The previous year, Mom and Dad were so busy trying to keep up with their craft show in Joplin that we spent a decent amount of time staying with my Aunt Donna and Uncle Wayne.

“Your mom was working the show, and I was working 16 to 20 hours a day to make the stained glass,” Dad said. “We were trying to keep up with the demand. We’d never made that much money before on stained glass or anything else.”

To be clear, that wasn’t exactly a fortune. It was enough to give my brother and I a generous Christmas and get us through the winter months, during which there were no craft shows.

What little I remember about my brother and I’s stay with our aunt, uncle and cousins is that I was in trouble often, and the punishment usually entailed being put in a bedroom with nothing to do for quite a while.

One of those punishments came after Dan (my brother) and I decided it would be a great idea to get into a Christmas present early. All it took was for our aunt, uncle and cousins to step outside for five minutes. In a matter of seconds, we had a present open. Imagine our disappointment when we unearthed a T-shirt.

I was 5 and Dan a few weeks shy of 4, so neither of us was an expert at wrapping presents.

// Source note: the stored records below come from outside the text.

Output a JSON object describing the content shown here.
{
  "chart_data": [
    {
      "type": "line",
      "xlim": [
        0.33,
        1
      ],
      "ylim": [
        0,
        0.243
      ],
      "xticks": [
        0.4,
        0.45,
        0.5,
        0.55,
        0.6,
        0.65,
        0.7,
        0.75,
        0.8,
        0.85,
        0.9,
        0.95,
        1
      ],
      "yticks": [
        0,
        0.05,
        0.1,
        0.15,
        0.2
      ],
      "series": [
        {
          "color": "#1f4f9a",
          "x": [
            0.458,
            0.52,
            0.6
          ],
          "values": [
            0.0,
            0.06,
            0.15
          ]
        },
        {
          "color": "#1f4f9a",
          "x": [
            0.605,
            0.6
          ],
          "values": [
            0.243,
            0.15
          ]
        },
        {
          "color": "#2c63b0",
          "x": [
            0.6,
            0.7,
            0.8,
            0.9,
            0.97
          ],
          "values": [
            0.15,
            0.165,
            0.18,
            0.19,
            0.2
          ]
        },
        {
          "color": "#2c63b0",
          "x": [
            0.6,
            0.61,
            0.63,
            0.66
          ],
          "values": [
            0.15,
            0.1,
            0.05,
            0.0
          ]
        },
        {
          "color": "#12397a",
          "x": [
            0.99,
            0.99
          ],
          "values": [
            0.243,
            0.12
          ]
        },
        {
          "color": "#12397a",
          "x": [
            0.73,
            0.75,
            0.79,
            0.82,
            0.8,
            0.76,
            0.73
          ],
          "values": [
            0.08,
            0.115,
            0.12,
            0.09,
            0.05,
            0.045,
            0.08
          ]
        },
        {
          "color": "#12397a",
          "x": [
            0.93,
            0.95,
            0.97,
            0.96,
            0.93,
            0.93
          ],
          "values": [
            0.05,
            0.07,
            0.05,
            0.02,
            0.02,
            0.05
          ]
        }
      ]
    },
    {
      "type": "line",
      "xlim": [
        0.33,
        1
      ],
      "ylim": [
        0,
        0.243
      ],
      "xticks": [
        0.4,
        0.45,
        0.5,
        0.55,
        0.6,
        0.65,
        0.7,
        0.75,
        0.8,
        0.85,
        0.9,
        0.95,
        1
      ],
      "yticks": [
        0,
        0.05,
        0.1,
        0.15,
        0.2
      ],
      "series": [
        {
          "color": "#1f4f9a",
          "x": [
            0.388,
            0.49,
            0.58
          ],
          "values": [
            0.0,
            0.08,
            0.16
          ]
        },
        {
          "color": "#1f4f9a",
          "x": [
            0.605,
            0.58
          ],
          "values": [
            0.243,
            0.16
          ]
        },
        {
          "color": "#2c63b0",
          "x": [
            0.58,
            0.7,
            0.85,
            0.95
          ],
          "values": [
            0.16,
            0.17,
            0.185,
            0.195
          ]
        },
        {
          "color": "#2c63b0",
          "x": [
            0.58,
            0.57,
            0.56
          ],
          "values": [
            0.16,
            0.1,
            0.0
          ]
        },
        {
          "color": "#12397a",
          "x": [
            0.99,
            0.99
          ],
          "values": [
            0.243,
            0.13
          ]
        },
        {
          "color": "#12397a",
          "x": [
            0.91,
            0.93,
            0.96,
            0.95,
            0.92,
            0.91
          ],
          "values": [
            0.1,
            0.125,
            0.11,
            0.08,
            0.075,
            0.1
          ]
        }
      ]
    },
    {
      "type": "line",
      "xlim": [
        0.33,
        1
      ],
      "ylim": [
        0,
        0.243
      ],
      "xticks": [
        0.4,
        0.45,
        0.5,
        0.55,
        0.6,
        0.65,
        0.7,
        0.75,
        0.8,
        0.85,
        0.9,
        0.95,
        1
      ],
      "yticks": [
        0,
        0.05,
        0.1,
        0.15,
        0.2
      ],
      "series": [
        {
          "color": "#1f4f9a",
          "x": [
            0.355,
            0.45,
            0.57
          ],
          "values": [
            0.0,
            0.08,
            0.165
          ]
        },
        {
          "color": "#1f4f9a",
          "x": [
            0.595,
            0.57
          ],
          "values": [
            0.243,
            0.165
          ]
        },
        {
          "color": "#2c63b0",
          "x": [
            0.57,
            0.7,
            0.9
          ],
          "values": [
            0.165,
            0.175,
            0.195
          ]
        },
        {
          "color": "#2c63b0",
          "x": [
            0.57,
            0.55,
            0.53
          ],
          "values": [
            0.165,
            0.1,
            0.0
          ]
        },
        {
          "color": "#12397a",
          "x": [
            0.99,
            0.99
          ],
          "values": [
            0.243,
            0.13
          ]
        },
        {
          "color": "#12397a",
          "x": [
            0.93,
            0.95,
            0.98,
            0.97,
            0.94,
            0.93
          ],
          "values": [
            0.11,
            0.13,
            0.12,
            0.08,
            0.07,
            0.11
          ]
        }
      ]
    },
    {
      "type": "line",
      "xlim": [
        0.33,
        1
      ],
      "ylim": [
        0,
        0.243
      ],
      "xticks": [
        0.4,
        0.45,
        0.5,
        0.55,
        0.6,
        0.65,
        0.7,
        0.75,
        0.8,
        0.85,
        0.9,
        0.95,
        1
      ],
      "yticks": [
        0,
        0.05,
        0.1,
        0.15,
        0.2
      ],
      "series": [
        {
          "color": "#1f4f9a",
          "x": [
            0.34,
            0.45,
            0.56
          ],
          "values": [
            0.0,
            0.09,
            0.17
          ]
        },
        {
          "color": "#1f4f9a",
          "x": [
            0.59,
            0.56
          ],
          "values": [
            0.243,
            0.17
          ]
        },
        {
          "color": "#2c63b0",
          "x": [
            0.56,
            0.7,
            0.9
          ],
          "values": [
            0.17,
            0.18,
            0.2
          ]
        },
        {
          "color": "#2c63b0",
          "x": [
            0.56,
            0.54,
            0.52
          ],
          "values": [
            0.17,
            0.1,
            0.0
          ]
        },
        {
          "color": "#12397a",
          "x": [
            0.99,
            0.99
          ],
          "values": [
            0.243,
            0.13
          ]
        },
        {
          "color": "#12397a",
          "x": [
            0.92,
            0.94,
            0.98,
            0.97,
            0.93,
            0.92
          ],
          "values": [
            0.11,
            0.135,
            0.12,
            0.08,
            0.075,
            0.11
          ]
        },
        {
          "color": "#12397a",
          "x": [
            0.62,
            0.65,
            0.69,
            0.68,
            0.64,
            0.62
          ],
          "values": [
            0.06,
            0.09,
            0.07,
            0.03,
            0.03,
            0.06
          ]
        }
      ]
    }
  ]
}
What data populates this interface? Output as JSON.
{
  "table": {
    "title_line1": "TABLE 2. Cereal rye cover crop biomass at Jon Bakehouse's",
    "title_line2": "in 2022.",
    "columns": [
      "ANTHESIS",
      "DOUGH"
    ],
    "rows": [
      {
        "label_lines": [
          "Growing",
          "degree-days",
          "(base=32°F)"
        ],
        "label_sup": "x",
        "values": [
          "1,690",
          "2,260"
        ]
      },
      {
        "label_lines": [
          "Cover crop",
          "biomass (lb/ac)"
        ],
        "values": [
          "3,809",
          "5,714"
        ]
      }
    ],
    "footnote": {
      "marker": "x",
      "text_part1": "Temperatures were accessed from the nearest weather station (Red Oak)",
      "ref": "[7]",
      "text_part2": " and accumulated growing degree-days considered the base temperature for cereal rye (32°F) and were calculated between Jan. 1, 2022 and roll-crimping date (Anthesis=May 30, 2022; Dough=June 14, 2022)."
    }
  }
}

I can still see it sitting there, with the ends wound up like the outside of a Double Bubble wrapper and a butchered tape job. That little stunt bought us an hour in that boring, lonesome bedroom.

My other memory of that Christmas is that my parents were so busy that they didn’t have time to wrap presents. We arrived home from Columbia, where Aunt Donna and Uncle Wayne lived, on the morning of the big day, and the old man walked us to our bedroom, where all our gifts had been placed on the floor.

Not opening presents took some of the excitement out of Christmas, but that “disappointment” didn’t last long, especially considering we each scored our first bicycles (each a Huffy) and a Lite-Brite, which, ironically, helped me learn to read better, make shapes more interesting and scrape by in kindergarten.